Maximum a Posteriori (MAP)¶

To use MAP method, one can simply specify estimator='stan-map' when instantiating a model. The advantage of MAP estimation is a faster computational speed. We also provide inference for MAP method, with the caveat that the uncertainty is mainly generated by bootstraping the noise process and as such we may not observe the uncertainty band from seasonality or other components.

[4]:

%%time
ets = ETS(
response_col=response_col,
date_col=date_col,
estimator='stan-map',
seasonality=52,
seed=8888,
)
ets.fit(df=train_df)
predicted_df = ets.predict(df=test_df)

CPU times: user 30.5 ms, sys: 8.62 ms, total: 39.1 ms
Wall time: 269 ms

[5]:

_ = plot_predicted_data(train_df, predicted_df, date_col, response_col, title='Prediction with ETSMAP')


To have the uncertainty from MAP, one can speicify n_bootstrap_draws (default to be -1).

[6]:

ets = ETS(
response_col=response_col,
date_col=date_col,
estimator='stan-map',
seasonality=52,
seed=8888,
n_bootstrap_draws=1e4
)
ets.fit(df=train_df)
predicted_df = ets.predict(df=test_df)

_ = plot_predicted_data(train_df, predicted_df, date_col, response_col, title='Prediction with ETSMAP')


MCMC¶

To use MCMC method, one can specify estimator='stan-mcmc' (also the default) when instantiating a model. Compared to MAP, it usually takes longer time to fit a full Bayesian models where No-U-Turn Sampler (NUTS) (Hoffman and Gelman 2011) is carried out under the hood.
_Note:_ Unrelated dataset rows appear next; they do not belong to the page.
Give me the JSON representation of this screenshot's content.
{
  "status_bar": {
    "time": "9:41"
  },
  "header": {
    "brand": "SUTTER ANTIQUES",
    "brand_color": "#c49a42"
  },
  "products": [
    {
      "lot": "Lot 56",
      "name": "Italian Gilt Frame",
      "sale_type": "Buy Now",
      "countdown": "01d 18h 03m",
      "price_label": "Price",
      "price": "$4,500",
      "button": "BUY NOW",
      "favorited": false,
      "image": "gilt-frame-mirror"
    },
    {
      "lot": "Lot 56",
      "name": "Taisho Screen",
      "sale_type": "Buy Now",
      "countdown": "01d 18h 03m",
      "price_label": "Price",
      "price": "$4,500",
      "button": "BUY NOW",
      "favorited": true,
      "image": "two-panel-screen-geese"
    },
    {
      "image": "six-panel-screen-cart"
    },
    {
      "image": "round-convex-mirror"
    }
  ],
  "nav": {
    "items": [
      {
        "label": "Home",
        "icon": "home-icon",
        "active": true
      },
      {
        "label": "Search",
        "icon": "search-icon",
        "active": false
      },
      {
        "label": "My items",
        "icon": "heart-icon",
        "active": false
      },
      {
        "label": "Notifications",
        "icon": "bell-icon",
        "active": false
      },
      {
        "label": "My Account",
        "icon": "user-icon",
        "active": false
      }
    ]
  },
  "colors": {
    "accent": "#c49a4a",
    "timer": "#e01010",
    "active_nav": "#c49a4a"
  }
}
The advantage is that the inference and estimation are usually more robust.

MCMC - Full¶

[7]:

%%time
ets = ETS(
response_col=response_col,
date_col=date_col,
estimator='stan-mcmc',
seasonality=52,
seed=8888,
num_warmup=400,
num_sample=400,
)
ets.fit(df=train_df)
predicted_df = ets.predict(df=test_df)

CPU times: user 387 ms, sys: 50.1 ms, total: 438 ms
Wall time: 1.04 s

[8]:

_ = plot_predicted_data(train_df, predicted_df, date_col, response_col, title='Prediction with ETSFull')


You can also access the posterior samples by the attribute of ._posterior_samples as a dict.

[9]:

ets._posterior_samples.keys()

[9]:

odict_keys(['l', 'lev_sm', 'obs_sigma', 's', 'sea_sm'])


MCMC - Point Estimation¶

One can also have the point estimates via MCMC by specifying point_method as mean or median via .fit.

Just like the full Bayesian method, it runs through the MCMC algorithm which is NUTS by default. The difference from a full model is that it aggregates the posterior samples first based on mean or median then does the prediction once using the aggreated posteriors.

[10]:

%%time
ets = ETS(
response_col=response_col,
date_col=date_col,
estimator='stan-mcmc',
seasonality=52,
seed=8888,
)

CPU times: user 239 µs, sys: 111 µs, total: 350 µs
Wall time: 355 µs

[11]:

# specify point_method
ets.fit(df=train_df, point_method='mean')
predicted_df = ets.predict(df=test_df)

WARNING:pystan:n_eff / iter below 0.001 indicates that the effective sample size has likely been overestimated

[12]:

_ = plot_predicted_data(train_df, predicted_df, date_col, response_col,
title='Prediction with point method')


Similarly, one can also specify n_bootstrap_draws to have the uncertainty for the point estimates.

[13]:

%%time
ets = ETS(
response_col=response_col,
date_col=date_col,
estimator='stan-mcmc',
seasonality=52,
seed=8888,
n_bootstrap_draws=1e4,
)
# specify point_method
ets.fit(df=train_df, point_method='mean')
predicted_df = ets.predict(df=test_df)

_ = plot_predicted_data(train_df, predicted_df, date_col, response_col,
title='Prediction with point method')

WARNING:pystan:n_eff / iter below 0.001 indicates that the effective sample size has likely been overestimated

CPU times: user 1.18 s, sys: 193 ms, total: 1.38 s
Wall time: 1.62 s